What if the combatants refuse to end the feud? The Canon has an answer for that as well: “If the firing and abusive language does not stop after the mediation, there is a tremendous rain of bullets and a confusion of rifles until both sides are destroyed.”

It took a man of Cetta’s insight and stature to realize that, as the twenty-first century looms, The Canon of Leke Dukagjini may not be the most productive guide to personal conduct. In Kosova, Montenegro, and Macedonia, Cetta visited more than 1,500 families embroiled in feuds, showing sympathy to their predicament, but sternness in his demand: Blood feuds must end, for they were obstructing efforts to create an independent Albanian republic in what is now Yugoslavia.
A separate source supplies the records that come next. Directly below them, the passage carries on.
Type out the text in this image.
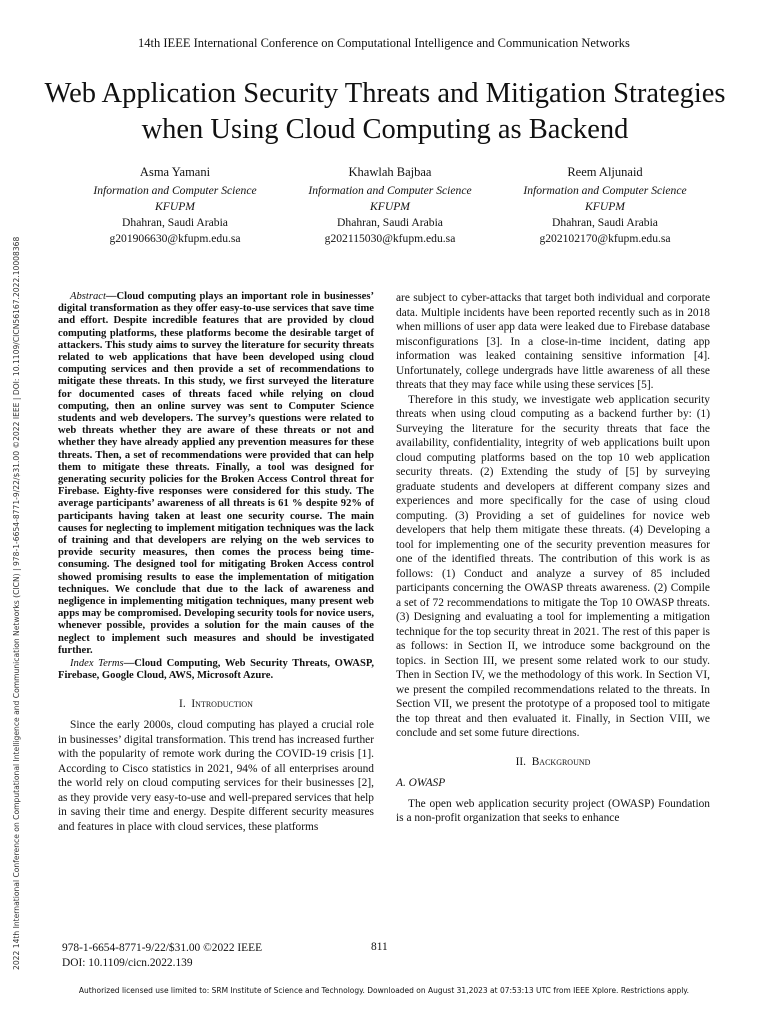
14th IEEE International Conference on Computational Intelligence and Communication Networks
Web Application Security Threats and Mitigation Strategies when Using Cloud Computing as Backend
Asma Yamani
Information and Computer Science
KFUPM
Dhahran, Saudi Arabia
g201906630@kfupm.edu.sa
Khawlah Bajbaa
Information and Computer Science
KFUPM
Dhahran, Saudi Arabia
g202115030@kfupm.edu.sa
Reem Aljunaid
Information and Computer Science
KFUPM
Dhahran, Saudi Arabia
g202102170@kfupm.edu.sa
2022 14th International Conference on Computational Intelligence and Communication Networks (CICN) | 978-1-6654-8771-9/22/$31.00 ©2022 IEEE | DOI: 10.1109/CICN56167.2022.10008368	Abstract—Cloud computing plays an important role in businesses’ digital transformation as they offer easy-to-use services that save time and effort. Despite incredible features that are provided by cloud computing platforms, these platforms become the desirable target of attackers. This study aims to survey the literature for security threats related to web applications that have been developed using cloud computing services and then provide a set of recommendations to mitigate these threats. In this study, we first surveyed the literature for documented cases of threats faced while relying on cloud computing, then an online survey was sent to Computer Science students and web developers. The survey’s questions were related to web threats whether they are aware of these threats or not and whether they have already applied any prevention measures for these threats. Then, a set of recommendations were provided that can help them to mitigate these threats. Finally, a tool was designed for generating security policies for the Broken Access Control threat for Firebase. Eighty-five responses were considered for this study. The average participants’ awareness of all threats is 61 % despite 92% of participants having taken at least one security course. The main causes for neglecting to implement mitigation techniques was the lack of training and that developers are relying on the web services to provide security measures, then comes the process being time-consuming. The designed tool for mitigating Broken Access control showed promising results to ease the implementation of mitigation techniques. We conclude that due to the lack of awareness and negligence in implementing mitigation techniques, many present web apps may be compromised. Developing security tools for novice users, whenever possible, provides a solution for the main causes of the neglect to implement such measures and should be investigated further.

Index Terms—Cloud Computing, Web Security Threats, OWASP, Firebase, Google Cloud, AWS, Microsoft Azure.

I. Introduction

Since the early 2000s, cloud computing has played a crucial role in businesses’ digital transformation. This trend has increased further with the popularity of remote work during the COVID-19 crisis [1]. According to Cisco statistics in 2021, 94% of all enterprises around the world rely on cloud computing services for their businesses [2], as they provide very easy-to-use and well-prepared services that help in saving their time and energy. Despite different security measures and features in place with cloud services, these platforms

are subject to cyber-attacks that target both individual and corporate data. Multiple incidents have been reported recently such as in 2018 when millions of user app data were leaked due to Firebase database misconfigurations [3]. In a close-in-time incident, dating app information was leaked containing sensitive information [4]. Unfortunately, college undergrads have little awareness of all these threats that they may face while using these services [5].

Therefore in this study, we investigate web application security threats when using cloud computing as a backend further by: (1) Surveying the literature for the security threats that face the availability, confidentiality, integrity of web applications built upon cloud computing platforms based on the top 10 web application security threats. (2) Extending the study of [5] by surveying graduate students and developers at different company sizes and experiences and more specifically for the case of using cloud computing. (3) Providing a set of guidelines for novice web developers that help them mitigate these threats. (4) Developing a tool for implementing one of the security prevention measures for one of the identified threats. The contribution of this work is as follows: (1) Conduct and analyze a survey of 85 included participants concerning the OWASP threats awareness. (2) Compile a set of 72 recommendations to mitigate the Top 10 OWASP threats. (3) Designing and evaluating a tool for implementing a mitigation technique for the top security threat in 2021. The rest of this paper is as follows: in Section II, we introduce some background on the topics. in Section III, we present some related work to our study. Then in Section IV, we the methodology of this work. In Section VI, we present the compiled recommendations related to the threats. In Section VII, we present the prototype of a proposed tool to mitigate the top threat and then evaluated it. Finally, in Section VIII, we conclude and set some future directions.

II. Background

A. OWASP

The open web application security project (OWASP) Foundation is a non-profit organization that seeks to enhance

978-1-6654-8771-9/22/$31.00 ©2022 IEEE
DOI: 10.1109/cicn.2022.139
811
Authorized licensed use limited to: SRM Institute of Science and Technology. Downloaded on August 31,2023 at 07:53:13 UTC from IEEE Xplore. Restrictions apply.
In the past, when a blood feud was resolved, the guilty party would send a mutual friend to the other family to request forgiveness. When Cetta ended a blood feud, he never asked forgiveness in any individual’s name, but in the name of the Albanian nation.

After Cetta’s visit, blood feuds suddenly fell out of vogue in the Bronx. In the course of a week in July 1990, ten oaths of revenge were retracted, another 12 potential blood feuds quelled. Cetta and his entourage moved on to Detroit to counsel Albanians there.

Nikci remembers feeling nervous about attending local weddings, lest he get caught in the cross fire. Now he says that although not all blood feuds have ended, Albanians’ attitudes have changed: When neighbors are on the verge of violence, the name of Cetta is invoked, and everyone steps back from the brink and reevaluates his anger. “The only comparison I can make is to Gandhi,” Nikci says.

As fighting intensifies in Yugoslavia, the number of Albanian immigrants streaming into the Bronx is likely to increase. Here in a borough that the rest of the city has largely written off, Albanians will continue to flourish quietly—aware that it is the sometimes rigid constraints of Albanian culture that have enabled them to prosper here.

Even those outside the tribe must give the Albanians their due: Obstinate, chauvinistic, even occasionally violent, they may be. But if you’ve been to Pelham Parkway you know that they keep a nice neighborhood. And today in inner-city New York, that’s no small virtue.